NCEAS / eml

Ecological Metadata Language (EML)
https://eml.ecoinformatics.org/
GNU General Public License v2.0
40 stars 15 forks source link

authentication element should have its method attribute required #276

Open mobb opened 7 years ago

mobb commented 7 years ago

In the physical tree, the authentication element has an optional element "method". But the authentication (eg, md5 hash) is essentially useless without knowing the method. We suggest that the attribute be required.

https://knb.ecoinformatics.org/#external//emlparser/docs/eml-2.1.1/./eml-physical.html the EDI group has a

amoeba commented 7 years ago

I like this 💯. What other types of authentication were envisioned when this module was designed? IIRC this was also to support describing resources that require an authentication mechanism to access such as LDAP. In that case, the authentication doesn't make sense without the method unless we can guess.

Are there other use cases of the authentication element where method would should not be required? Maybe a @mbjones question, or others.

mbjones commented 7 years ago

The authentication field name was poorly chosen, as it leads to confusion as evidenced by Bryce's interpretation of the field. This is a field to hold checksum values in order to authenticate that the file contents are unmodified.
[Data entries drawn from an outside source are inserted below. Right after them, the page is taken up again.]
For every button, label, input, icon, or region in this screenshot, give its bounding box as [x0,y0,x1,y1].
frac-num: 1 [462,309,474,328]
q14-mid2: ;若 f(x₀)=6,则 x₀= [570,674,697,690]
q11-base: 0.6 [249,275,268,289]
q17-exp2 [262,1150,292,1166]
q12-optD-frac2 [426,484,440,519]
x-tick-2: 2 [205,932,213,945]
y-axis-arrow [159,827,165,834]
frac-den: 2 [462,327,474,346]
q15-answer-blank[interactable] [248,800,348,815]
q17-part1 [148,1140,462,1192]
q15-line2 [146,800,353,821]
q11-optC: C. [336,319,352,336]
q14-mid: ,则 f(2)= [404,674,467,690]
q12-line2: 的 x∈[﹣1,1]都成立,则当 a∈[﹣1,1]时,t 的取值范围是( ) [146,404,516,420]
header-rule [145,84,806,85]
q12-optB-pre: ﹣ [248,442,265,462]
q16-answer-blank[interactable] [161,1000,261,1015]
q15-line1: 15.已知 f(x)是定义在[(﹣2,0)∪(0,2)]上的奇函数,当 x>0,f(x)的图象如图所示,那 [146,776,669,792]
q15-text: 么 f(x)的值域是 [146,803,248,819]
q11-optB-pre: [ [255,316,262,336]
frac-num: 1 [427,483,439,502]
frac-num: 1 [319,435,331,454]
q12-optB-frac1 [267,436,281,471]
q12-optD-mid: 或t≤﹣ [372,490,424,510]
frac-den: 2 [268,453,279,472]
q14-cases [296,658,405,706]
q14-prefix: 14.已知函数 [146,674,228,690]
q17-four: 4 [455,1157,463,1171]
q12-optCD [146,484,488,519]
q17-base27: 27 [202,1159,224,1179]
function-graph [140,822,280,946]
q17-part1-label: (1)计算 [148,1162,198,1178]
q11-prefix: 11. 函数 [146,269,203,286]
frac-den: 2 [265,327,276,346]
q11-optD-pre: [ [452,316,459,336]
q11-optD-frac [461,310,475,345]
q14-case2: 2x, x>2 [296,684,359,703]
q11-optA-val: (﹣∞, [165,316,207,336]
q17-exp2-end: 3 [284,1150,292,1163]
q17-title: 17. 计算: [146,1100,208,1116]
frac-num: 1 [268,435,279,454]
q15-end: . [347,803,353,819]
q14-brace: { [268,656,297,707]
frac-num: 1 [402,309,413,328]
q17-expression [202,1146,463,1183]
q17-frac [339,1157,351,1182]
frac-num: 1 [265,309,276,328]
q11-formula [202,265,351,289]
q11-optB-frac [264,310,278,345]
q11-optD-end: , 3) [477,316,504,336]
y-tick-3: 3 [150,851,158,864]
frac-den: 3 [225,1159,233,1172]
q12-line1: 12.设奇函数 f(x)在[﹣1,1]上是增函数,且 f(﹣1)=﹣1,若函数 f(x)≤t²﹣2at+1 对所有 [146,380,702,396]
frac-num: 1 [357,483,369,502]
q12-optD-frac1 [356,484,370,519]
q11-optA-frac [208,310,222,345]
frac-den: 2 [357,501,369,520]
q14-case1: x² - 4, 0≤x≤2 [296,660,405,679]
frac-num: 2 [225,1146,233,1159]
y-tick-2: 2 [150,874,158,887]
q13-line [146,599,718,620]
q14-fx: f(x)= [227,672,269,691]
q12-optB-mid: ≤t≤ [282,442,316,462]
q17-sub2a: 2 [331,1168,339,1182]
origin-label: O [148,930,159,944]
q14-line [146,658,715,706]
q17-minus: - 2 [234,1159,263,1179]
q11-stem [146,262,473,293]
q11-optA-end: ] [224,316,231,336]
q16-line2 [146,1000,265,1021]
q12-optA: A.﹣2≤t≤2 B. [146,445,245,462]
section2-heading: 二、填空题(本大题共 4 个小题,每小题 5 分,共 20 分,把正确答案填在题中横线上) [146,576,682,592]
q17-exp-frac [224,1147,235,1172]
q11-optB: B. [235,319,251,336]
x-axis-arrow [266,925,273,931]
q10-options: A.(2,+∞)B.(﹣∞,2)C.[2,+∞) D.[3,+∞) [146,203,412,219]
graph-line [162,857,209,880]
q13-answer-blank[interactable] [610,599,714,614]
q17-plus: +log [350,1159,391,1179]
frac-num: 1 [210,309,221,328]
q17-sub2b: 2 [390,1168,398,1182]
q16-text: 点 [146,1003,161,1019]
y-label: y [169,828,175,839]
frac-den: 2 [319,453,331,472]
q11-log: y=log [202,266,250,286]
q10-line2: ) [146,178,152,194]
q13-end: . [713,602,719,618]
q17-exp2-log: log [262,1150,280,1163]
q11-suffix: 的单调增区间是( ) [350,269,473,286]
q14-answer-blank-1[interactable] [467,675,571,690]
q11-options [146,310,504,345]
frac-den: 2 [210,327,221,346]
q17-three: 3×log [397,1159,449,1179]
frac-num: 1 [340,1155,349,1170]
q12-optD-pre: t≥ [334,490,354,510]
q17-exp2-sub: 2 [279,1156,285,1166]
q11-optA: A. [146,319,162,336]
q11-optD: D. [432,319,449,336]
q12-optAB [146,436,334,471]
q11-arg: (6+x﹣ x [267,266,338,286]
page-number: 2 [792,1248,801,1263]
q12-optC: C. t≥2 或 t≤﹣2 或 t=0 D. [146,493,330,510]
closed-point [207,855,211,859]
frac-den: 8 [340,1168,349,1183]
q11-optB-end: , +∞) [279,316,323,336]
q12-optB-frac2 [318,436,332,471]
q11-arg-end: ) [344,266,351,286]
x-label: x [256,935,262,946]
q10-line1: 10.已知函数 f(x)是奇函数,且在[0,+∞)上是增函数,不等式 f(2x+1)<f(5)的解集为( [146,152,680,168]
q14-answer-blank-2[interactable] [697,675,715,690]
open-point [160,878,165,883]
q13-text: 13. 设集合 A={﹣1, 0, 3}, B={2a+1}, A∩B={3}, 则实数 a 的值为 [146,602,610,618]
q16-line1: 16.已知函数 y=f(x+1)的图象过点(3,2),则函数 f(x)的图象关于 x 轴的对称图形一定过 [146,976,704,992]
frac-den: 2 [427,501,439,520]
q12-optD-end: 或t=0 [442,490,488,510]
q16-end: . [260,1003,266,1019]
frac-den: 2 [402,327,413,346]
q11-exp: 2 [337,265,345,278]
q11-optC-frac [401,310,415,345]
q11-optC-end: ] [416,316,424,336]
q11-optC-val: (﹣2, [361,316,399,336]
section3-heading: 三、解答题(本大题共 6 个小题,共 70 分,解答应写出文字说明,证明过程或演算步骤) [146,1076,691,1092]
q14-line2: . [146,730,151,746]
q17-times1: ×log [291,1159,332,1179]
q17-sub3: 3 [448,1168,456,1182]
IMO, the field should have been called 'checksum'. The method should be one of the well known checksum methods, including md5, sha-256, etc. The examples in the documentation should make this clear.

I am supportive of requiring the method attribute, but note that this will likely make some historical documents invalid. In the past, we have tried to minimize introducing new hard requirements unless there is clearly something broken. As you say, @mobb, one can't really use the value without the method. So, it may qualify. If we do change it, we should also consider being more explicit about the vocabulary to be used to indicate the method.

DataONE recognizes the Library of Congress list of cryptographic hash algorithms that can be used as names in this field, and specifically uses the madsrdf:authoritativeLabel field as the name of the algorithm in this field. See Library of Congress Cryptographic Algorithm Vocabulary.

So, given a breaking change, should we also take this opportunity to rename the field to something more intelligible, such as checksum? Thoughts @mobb, @csjx, and @amoeba ?

amoeba commented 7 years ago

👍 on the element name change 👍 on changing the method attribute to required. I'd worry users wouldn't include the method if the validator doesn't complain

mobb commented 7 years ago

This suggestion was the result of a conversation in our EML metadata congruence checking group - where we are using the authentication element to check congruence of an asserted checksum to the one calculated by the system (PASTA) at download. Our check includes looking for the presence of the method attribute, so having it required by the schema is not really necessary. It was our implementation discussion that highlighted this need, and prompted this discussion.

We also thought that the element name could have be clearer, but breaking backward compatibility is rather dire. I'll put this this up with the group at our next session (probably this week).